Henry Chang: New York Chinatown also is the focus of Henry’s Detective Jack Yu series. A short adapted film is currently in the works.
Ovidia Yu: Who can resist Aunty Lee, a proprietor of a Singaporean restaurant who solves crimes? Ovidia also pens a second series, a historial in 1936 Singapore.
Vivien Chen: Are puns your thing? Then you should check out Vivien’s Noodle Shop mysteries, which takes place in a Chinese restaurant in Ohio.
Joe Ide: Joe is a Japanese American who was raised in South L.A. His protagonist, IQ, is a young Black man and the dialogue is whip perfect.
Scott Kikkawa: A historical set in Hawai’i in the 1950s before the territory officially became an American state.
Notable mysteries: I don’t think the following Asian American authors would identify themselves as mystery writers, but their novels have been awarded or nominated for Edgar awards: Pulitizer-winning THE SYMPATHIZER (Viet Nguyen); THE FOREIGNER (Francie Lee); COUNTRY OF ORIGIN (Don Lee); and SOUTHLAND (Nina Revoyr).
Non-Asian mystery writers who write Asian protagonists: S.J. Rozan’s private detective Lydia Chin is a wonderful character.
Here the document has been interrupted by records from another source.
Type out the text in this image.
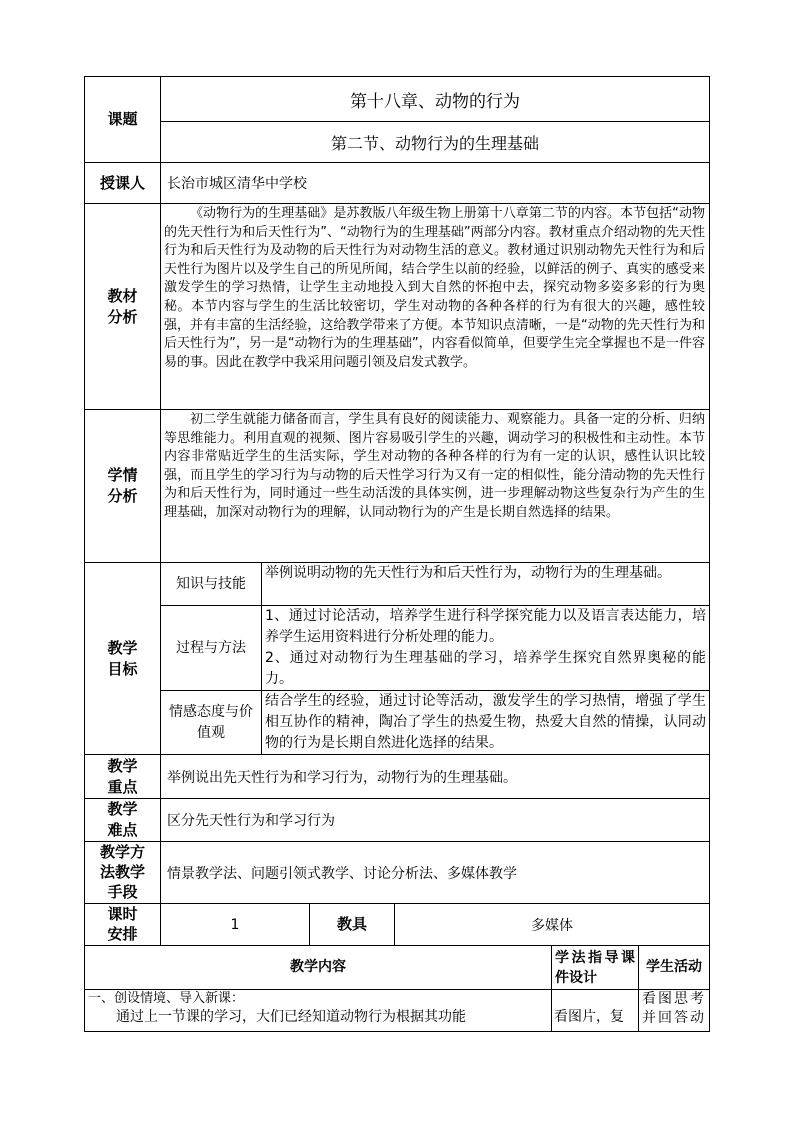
课题	第十八章、动物的行为					
	第二节、动物行为的生理基础					
授课人	长治市城区清华中学校					
教材分析	《动物行为的生理基础》是苏教版八年级生物上册第十八章第二节的内容。本节包括“动物的先天性行为和后天性行为”、“动物行为的生理基础”两部分内容。教材重点介绍动物的先天性行为和后天性行为及动物的后天性行为对动物生活的意义。教材通过识别动物先天性行为和后天性行为图片以及学生自己的所见所闻，结合学生以前的经验，以鲜活的例子、真实的感受来激发学生的学习热情，让学生主动地投入到大自然的怀抱中去，探究动物多姿多彩的行为奥秘。本节内容与学生的生活比较密切，学生对动物的各种各样的行为有很大的兴趣，感性较强，并有丰富的生活经验，这给教学带来了方便。本节知识点清晰，一是“动物的先天性行为和后天性行为”，另一是“动物行为的生理基础”，内容看似简单，但要学生完全掌握也不是一件容易的事。因此在教学中我采用问题引领及启发式教学。					
学情分析	初二学生就能力储备而言，学生具有良好的阅读能力、观察能力。具备一定的分析、归纳等思维能力。利用直观的视频、图片容易吸引学生的兴趣，调动学习的积极性和主动性。本节内容非常贴近学生的生活实际，学生对动物的各种各样的行为有一定的认识，感性认识比较强，而且学生的学习行为与动物的后天性学习行为又有一定的相似性，能分清动物的先天性行为和后天性行为，同时通过一些生动活泼的具体实例，进一步理解动物这些复杂行为产生的生理基础，加深对动物行为的理解，认同动物行为的产生是长期自然选择的结果。					
教学目标	知识与技能	举例说明动物的先天性行为和后天性行为，动物行为的生理基础。				
	过程与方法	1、通过讨论活动，培养学生进行科学探究能力以及语言表达能力，培养学生运用资料进行分析处理的能力。
2、通过对动物行为生理基础的学习，培养学生探究自然界奥秘的能力。				

	情感态度与价值观	结合学生的经验，通过讨论等活动，激发学生的学习热情，增强了学生相互协作的精神，陶冶了学生的热爱生物，热爱大自然的情操，认同动物的行为是长期自然进化选择的结果。				
教学重点	举例说出先天性行为和学习行为，动物行为的生理基础。					
教学难点	区分先天性行为和学习行为					
教学方法教学手段	情景教学法、问题引领式教学、讨论分析法、多媒体教学					
课时安排	1		教具	多媒体		
教学内容					学法指导课件设计	学生活动

一、创设情境、导入新课：
通过上一节课的学习，大们已经知道动物行为根据其功能					看图片，复	看图思考并回答动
Her mother, who also lives in New York City, plays a big role in Lydia’s life and occasionally stars in her own short story.
FINAL LIGHTNING ROUND! These are meant to be super short answers, so please don’t put a lot of energy into them! They are mostly for fun 🙂
Favorite running shoes? Saucony’s ISO Peregrine Trail-Running Shoe
Favorite book as a child? All-of-a-Kind Family
Favorite traditional Hawaiian food dish/item? Chicken long rice
Favorite activity to do with family? Walk
Favorite restaurant in Southern California? Sakae Sushi in Gardena–they only offer take-out and most of it is vegetarian
Favorite mystery/thriller crime book from the past couple years? Tana French’s FAITHFUL PLACE. Tana is one of my favorite mystery writers and I’ve been trying to catch up with everything she’s written. (I’m still behind.)
About the Author
Naomi Hirahara is the Edgar Award-winning author of two mystery series set in Southern California. Her Mas Arai series, which features a Hiroshima survivor and Altadena gardener, ended with the publication of Hiroshima Boy in 2018. The books have been translated into Japanese, Korean and French. The first in her Officer Ellie Rush bicycle cop mystery series received the T. Jefferson Parker Mystery Award. Her new mystery set in Hawai’i, Iced in Paradise, was released in September 2019. She is currently working on Clark and Division, a historical mystery set in 1944 Chicago which will be published by Soho Crime in 2021. A former editor of The Rafu Shimpo newspaper, she has also published noir short stories, middle-grade fiction (1001 Cranes) and nonfiction history books. She born in Pasadena and currently lives there today. For more information, go to http://www.naomihirahara.com.
Find Naomi on: Website | Facebook | Instagram | Twitter
Has your TBR not exploded?! Because mine definitely has. Thank you Naomi for visiting the Pond, and for making me feel entirely at home with your books featuring characters that reflect my experience. This is something I have been personally looking for, for my entire life. So, thank you, thank you, thank you!